Thomas Geisel (SPD) unterlag nach sechs Jahren im Amt als Oberbürgermeister der Landeshauptstadt Düsseldorf bei der Stichwahl am 27. September dem CDU-Herausforderer Stephan Keller. Für viele überraschend früh hatte Geisel am Wahlabend seine Niederlage öffentlich eingestanden. Für seine Zukunft hat er noch keine festen Pläne. Düsseldorf hingegen sieht er gut aufgestellt.
Als am 27. September klar war, dass sie die Stichwahl um das Amt des Düsseldorfer Oberbürgermeisters gegen ihren christdemokratischen Herausforderer Stephan Keller verloren haben, wirkten Sie gefasst.
Thomas Geisel: Ich war nicht glücklich, die Wahl verloren zu haben und wollte natürlich gewinnen, aber ich hab ja schon an dem Abend gesagt: Ich schaue ohne Bitterkeit zurück.

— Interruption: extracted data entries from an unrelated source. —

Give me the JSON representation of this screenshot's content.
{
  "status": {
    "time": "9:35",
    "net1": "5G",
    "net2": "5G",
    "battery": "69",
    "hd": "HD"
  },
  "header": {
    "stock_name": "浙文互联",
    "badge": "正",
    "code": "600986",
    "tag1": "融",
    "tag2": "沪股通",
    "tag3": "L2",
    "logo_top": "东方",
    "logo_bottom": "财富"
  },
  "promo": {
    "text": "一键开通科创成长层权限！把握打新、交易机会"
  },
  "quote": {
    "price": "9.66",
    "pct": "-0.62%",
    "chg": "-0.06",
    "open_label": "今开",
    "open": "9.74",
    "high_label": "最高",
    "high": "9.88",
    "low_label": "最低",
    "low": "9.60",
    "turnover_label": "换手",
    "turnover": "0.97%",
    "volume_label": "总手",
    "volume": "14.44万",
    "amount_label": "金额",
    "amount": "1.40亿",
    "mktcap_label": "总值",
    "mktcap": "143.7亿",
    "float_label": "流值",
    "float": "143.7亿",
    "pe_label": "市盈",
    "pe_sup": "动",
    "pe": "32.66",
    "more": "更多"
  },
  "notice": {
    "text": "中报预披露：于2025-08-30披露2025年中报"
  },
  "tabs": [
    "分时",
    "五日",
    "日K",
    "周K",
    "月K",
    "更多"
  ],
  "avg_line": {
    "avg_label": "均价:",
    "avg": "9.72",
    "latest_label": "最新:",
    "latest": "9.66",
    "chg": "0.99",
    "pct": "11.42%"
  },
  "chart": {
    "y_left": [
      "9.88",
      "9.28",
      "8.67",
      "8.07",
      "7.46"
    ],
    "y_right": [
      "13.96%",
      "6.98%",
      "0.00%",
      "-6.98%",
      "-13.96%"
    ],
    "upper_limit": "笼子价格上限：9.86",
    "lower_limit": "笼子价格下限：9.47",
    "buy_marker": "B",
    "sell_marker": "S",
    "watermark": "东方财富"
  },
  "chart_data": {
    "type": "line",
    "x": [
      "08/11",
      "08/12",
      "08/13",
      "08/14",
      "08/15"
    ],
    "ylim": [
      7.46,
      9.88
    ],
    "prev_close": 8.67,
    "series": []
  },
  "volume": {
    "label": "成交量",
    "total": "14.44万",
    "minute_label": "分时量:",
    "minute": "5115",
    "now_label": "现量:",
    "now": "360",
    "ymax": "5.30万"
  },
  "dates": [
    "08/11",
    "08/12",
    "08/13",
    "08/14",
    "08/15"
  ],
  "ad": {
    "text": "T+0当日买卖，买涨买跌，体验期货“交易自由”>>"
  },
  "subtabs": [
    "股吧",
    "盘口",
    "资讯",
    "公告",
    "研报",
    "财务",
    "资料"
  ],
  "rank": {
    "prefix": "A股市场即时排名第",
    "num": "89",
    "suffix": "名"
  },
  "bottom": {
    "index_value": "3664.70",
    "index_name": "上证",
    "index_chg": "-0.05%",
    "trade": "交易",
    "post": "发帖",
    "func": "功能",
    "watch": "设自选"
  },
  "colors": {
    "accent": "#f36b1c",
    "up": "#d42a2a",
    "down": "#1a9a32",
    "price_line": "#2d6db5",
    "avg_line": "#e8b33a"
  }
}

Ich hatte eine erfüllende Zeit in meinem Amt und habe der Stadt prägendes hinterlassen.
Was wird denn ihrer Ansicht nach von ihrer Arbeit bleiben?
Geisel: Wir haben gezeigt, dass Düsseldorf eine sympathische Großstadt ist und eben keine Bling-Bling-Metropole – dieses Vorurteil gab es ja.
Das Vorurteile sind ja nicht aus der Luft gegriffen. Ihr Vorgänger Dirk Elbers hatte noch Menschen, die nach einer preiswerten Wohnung suchten, auf das Umland verwiesen.
Geisel: Die Düsseldorfer haben in den vergangenen Jahren gezeigt, dass Düsseldorf eine solidarische Stadt ist. Ob während der sogenannten Flüchtlingskrise, nach dem Orkan Ela oder zurzeit während der Coronakrise: Die Menschen helfen sich gegenseitig und haben ein hohes bürgerschaftliches Engagement. Ich glaube, die Wahrnehmung der Stadt hat sich aus guten Gründen in den vergangenen Jahren geändert und daran hatte ich meinen Anteil – und das war mir auch wichtig. Übrigens auch, dass Menschen in unserer Stadt wieder bezahlbaren Wohnraum finden.
Neuen Wohnraum zu schaffen war 2014 eines ihrer zentralen Wahlversprechen.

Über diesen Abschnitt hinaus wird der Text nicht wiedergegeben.